New York’s Fulton Fish Market was an integral part of Florida’s shrimping industry, distributing the tons of shrimp being caught in Florida waters to restaurants and dinner tables around the world. The shrimp would make it to the market via the railroad and the growing interstate road system.
There was a “boom” in Florida’s shrimping industry in the 1940s and ‘50s as the population of the state increased dramatically after World War II, and demand for shrimp increased.
“Shrimp were mostly an ethnic food prior to the 1920s, ‘30s, and 40s,” says Burke. “Maybe you would have heard of a shrimp cocktail in the big cities, but if you’re in Omaha, or if you’re in Des Moines, or if you’re in Topeka, you probably didn’t eat shrimp habitually. After the war, you had all these young men and women who traveled around the country, around the world, and they’d met other people and they learned to do strange things like eat shrimp. The war changed us in many ways, but it changed what we put on our plates. St. Augustine and a lot of other port towns, started to supply that need.”
Gradually the emphasis in St. Augustine shifted from catching shrimp to building the boats to do it. In the mid-twentieth century, shrimp boats left St. Augustine for richer fishing grounds in Louisiana, southwest Florida, Mexico, and elsewhere.
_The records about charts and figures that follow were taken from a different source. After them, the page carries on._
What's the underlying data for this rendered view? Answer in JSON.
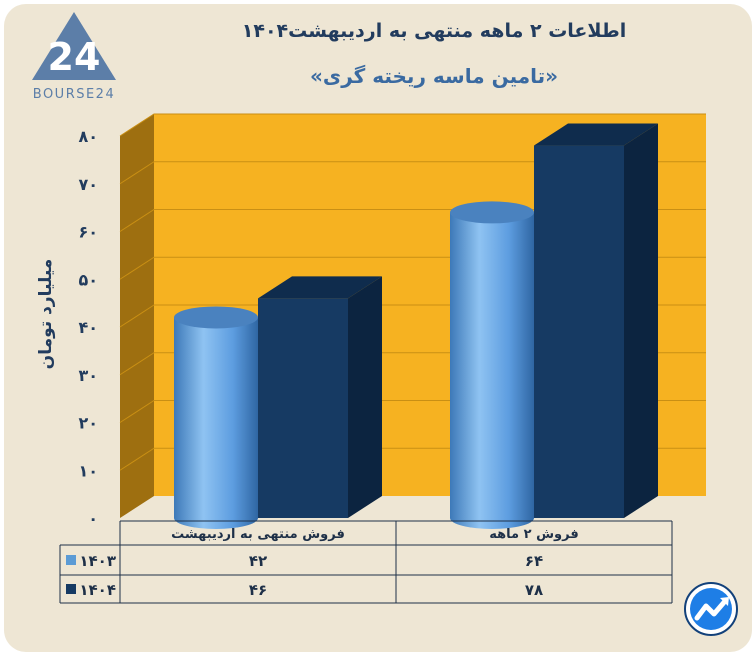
{
  "logo": {
    "text": "BOURSE24",
    "mark": "24"
  },
  "title": "اطلاعات ۲ ماهه منتهی به اردیبهشت۱۴۰۴",
  "subtitle": "«تامین ماسه ریخته گری»",
  "chart_data": {
    "type": "bar",
    "ylabel": "میلیارد تومان",
    "ylim": [
      0,
      80
    ],
    "yticks": [
      "۰",
      "۱۰",
      "۲۰",
      "۳۰",
      "۴۰",
      "۵۰",
      "۶۰",
      "۷۰",
      "۸۰"
    ],
    "categories": [
      "فروش منتهی به  اردیبهشت",
      "فروش ۲  ماهه"
    ],
    "series": [
      {
        "name": "۱۴۰۳",
        "values": [
          42,
          64
        ],
        "labels": [
          "۴۲",
          "۶۴"
        ],
        "color": "#5b9bd5"
      },
      {
        "name": "۱۴۰۴",
        "values": [
          46,
          78
        ],
        "labels": [
          "۴۶",
          "۷۸"
        ],
        "color": "#163a63"
      }
    ],
    "background": "#f6b221",
    "grid": true
  },
  "corner_icon": "trend-arrow-icon"
}
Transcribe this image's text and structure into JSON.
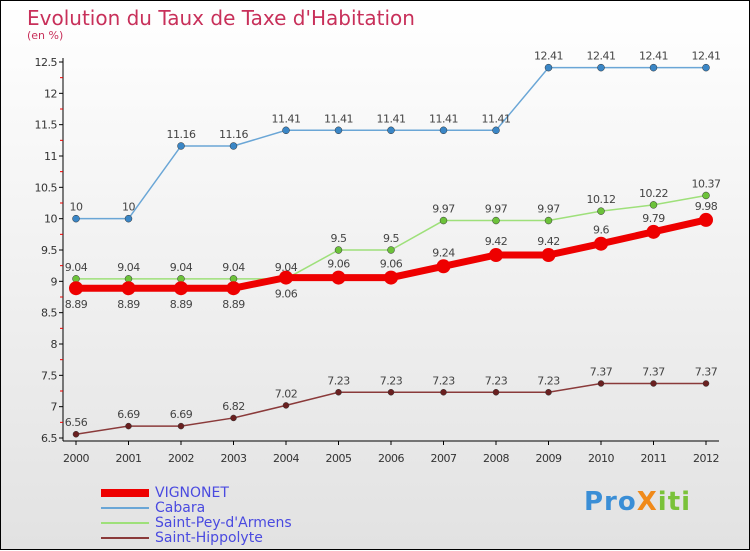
{
  "chart_data": {
    "type": "line",
    "title": "Evolution du Taux de Taxe d'Habitation",
    "subtitle": "(en %)",
    "x": [
      "2000",
      "2001",
      "2002",
      "2003",
      "2004",
      "2005",
      "2006",
      "2007",
      "2008",
      "2009",
      "2010",
      "2011",
      "2012"
    ],
    "yticks": [
      "6.5",
      "7",
      "7.5",
      "8",
      "8.5",
      "9",
      "9.5",
      "10",
      "10.5",
      "11",
      "11.5",
      "12",
      "12.5"
    ],
    "ylim": [
      6.5,
      12.5
    ],
    "series": [
      {
        "name": "Cabara",
        "color": "#6aa6d6",
        "dot": "#3a86c6",
        "width": 1.5,
        "r": 3.5,
        "values": [
          10,
          10,
          11.16,
          11.16,
          11.41,
          11.41,
          11.41,
          11.41,
          11.41,
          12.41,
          12.41,
          12.41,
          12.41
        ]
      },
      {
        "name": "Saint-Pey-d'Armens",
        "color": "#9ee07a",
        "dot": "#6cc23a",
        "width": 1.5,
        "r": 3.5,
        "values": [
          9.04,
          9.04,
          9.04,
          9.04,
          9.04,
          9.5,
          9.5,
          9.97,
          9.97,
          9.97,
          10.12,
          10.22,
          10.37
        ]
      },
      {
        "name": "Saint-Hippolyte",
        "color": "#8a3a3a",
        "dot": "#6a2020",
        "width": 1.5,
        "r": 3,
        "values": [
          6.56,
          6.69,
          6.69,
          6.82,
          7.02,
          7.23,
          7.23,
          7.23,
          7.23,
          7.23,
          7.37,
          7.37,
          7.37
        ]
      },
      {
        "name": "VIGNONET",
        "color": "#ee0000",
        "dot": "#ee0000",
        "width": 7,
        "r": 7,
        "values": [
          8.89,
          8.89,
          8.89,
          8.89,
          9.06,
          9.06,
          9.06,
          9.24,
          9.42,
          9.42,
          9.6,
          9.79,
          9.98
        ]
      }
    ],
    "legend": [
      "VIGNONET",
      "Cabara",
      "Saint-Pey-d'Armens",
      "Saint-Hippolyte"
    ],
    "legend_position": "bottom-left"
  },
  "logo": "ProXiti"
}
“What stayed in St. Augustine was the ability to build the boats that supplied the fleets,” says Burke. “Between 1919 and 1985, I can account for about thirty-five hundred boats that were built in town that went all over the place. We built boats for 23 countries around the world. We shipped them out almost by the dozen. They were rarely built on speculation; they were a well-known quantity. That’s a legacy that Florida has left on global fishing and global foodways.”
Brendan Burke is a maritime historian with the St. Augustine Lighthouse Archaeological Maritime Program. He co-wrote the book “Shrimp Boat City” with Ed Long.
“He worked in and around the industry for most of his professional life. He was in the Coast Guard, he was always on the water, always on the docks, and he saw and met and heard the people, the things, and the stories of the industry. In the 1980s he realized that he was seeing fewer people, hearing fewer stories, and seeing fewer boats. Something transformative was happening, and the industry was in decline. It was dying.”
Long and Burke started documenting the stories of St. Augustine’s shrimping industry and collected that information into a book. They also helped to create an exhibit at the St. Augustine Lighthouse Museum.
Florida’s shrimping industry still exists, but reached its peak in the 1980s.
“Today, if you put ten shrimp on a plate, only one of them will be wild caught American shrimp,” says Burke.